Can a String and its duplicate share the same underlying memory? Is there copy-on-write in Ruby?
I have a large, frozen String and I want to change its encoding. But I don't want to copy the whole String just to do that. For context, this is to pass values to a Google Protocol Buffer which has the bytes
type and only accepts Encoding::ASCII_8BIT.
big_string.freeze
MyProtobuf::SomeMessage.new(
# I would prefer not to have to copy the whole string just to
# change the encoding.
value: big_string.dup.force_encoding(Encoding::ASCII_8BIT)
)
It seems to work just fine for me: (using MRI/YARV 1.9, 2.x, 3.x)
require 'objspace'
big_string = Random.bytes(1_000_000).force_encoding(Encoding::UTF_8)

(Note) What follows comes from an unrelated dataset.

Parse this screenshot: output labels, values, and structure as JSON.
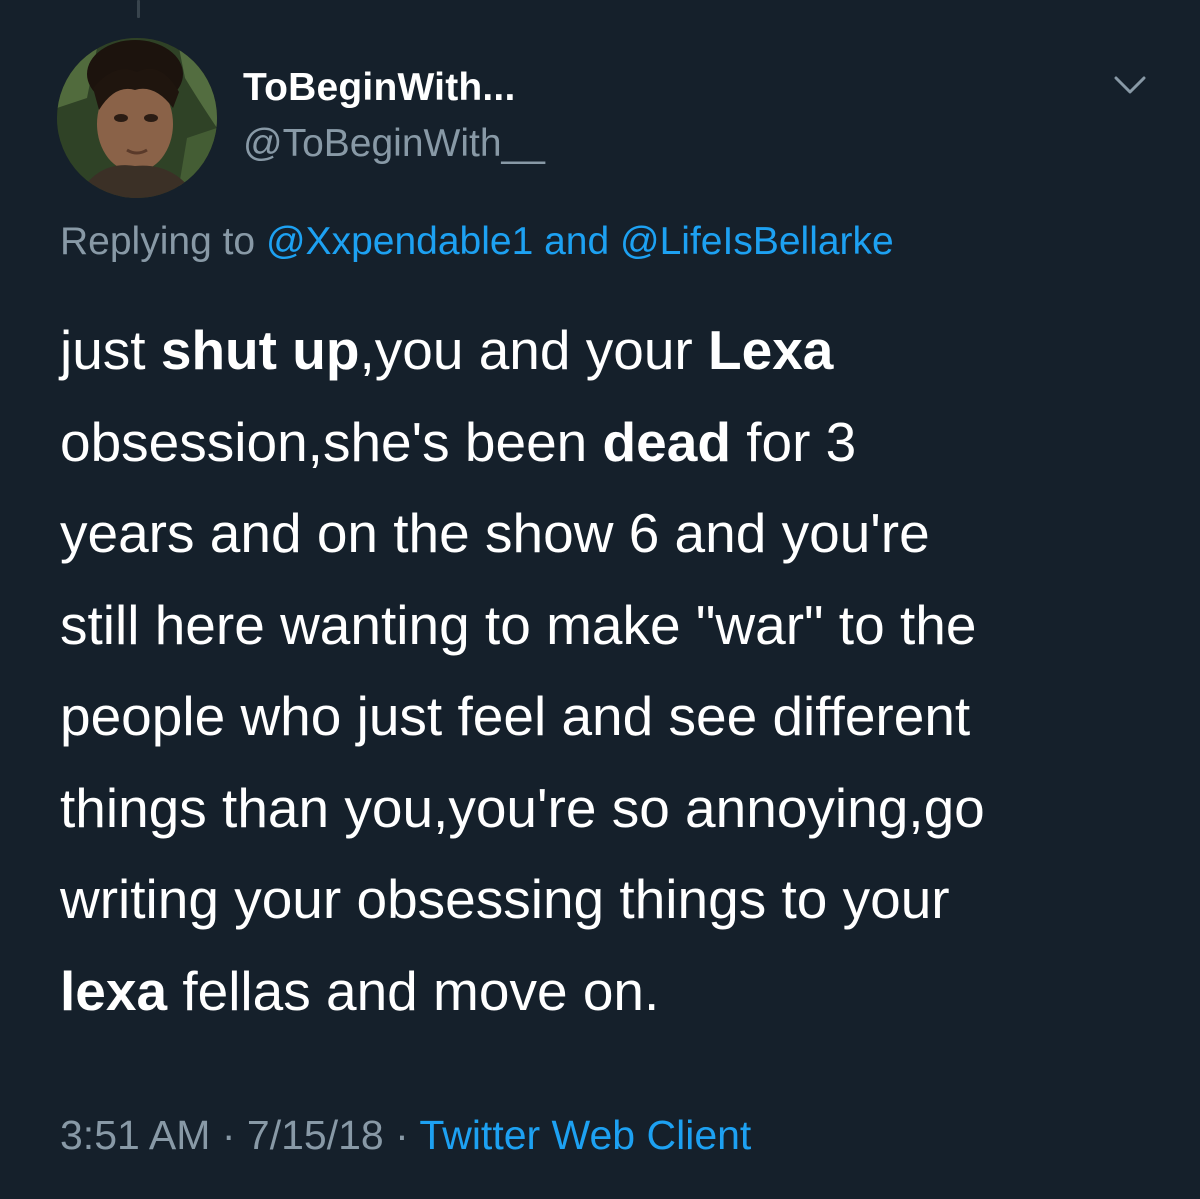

big_string.encoding #=> #<Encoding:UTF-8>
big_string.bytesize #=> 1000000
ObjectSpace.memsize_of(big_string) #=> 1000041
dup_string = big_string.dup.force_encoding(Encoding::ASCII_8BIT)
dup_string.encoding #=> #<Encoding:ASCII-8BIT>
dup_string.bytesize #=> 1000000
ObjectSpace.memsize_of(dup_string) #=> 40
Those 40 bytes are the size to hold an object (RVALUE) in Ruby.
Note that instead of dup
/ force_encoding(Encoding::ASCII_8BIT)
there's also b
which returns a copy in binary encoding right away.
For more in-depth information, here's a blog post from 2012 (Ruby 1.9) about copy-on-write / shared strings in Ruby:
From the author's book Ruby Under a Microscope: (p. 265)
Internally, both JRuby and MRI use an optimization called copy-on-write for strings and other data. This trick allows two identical string values to share the same data buffer, which saves both memory and time because Ruby avoids making separate copies of the same string data unnecessarily.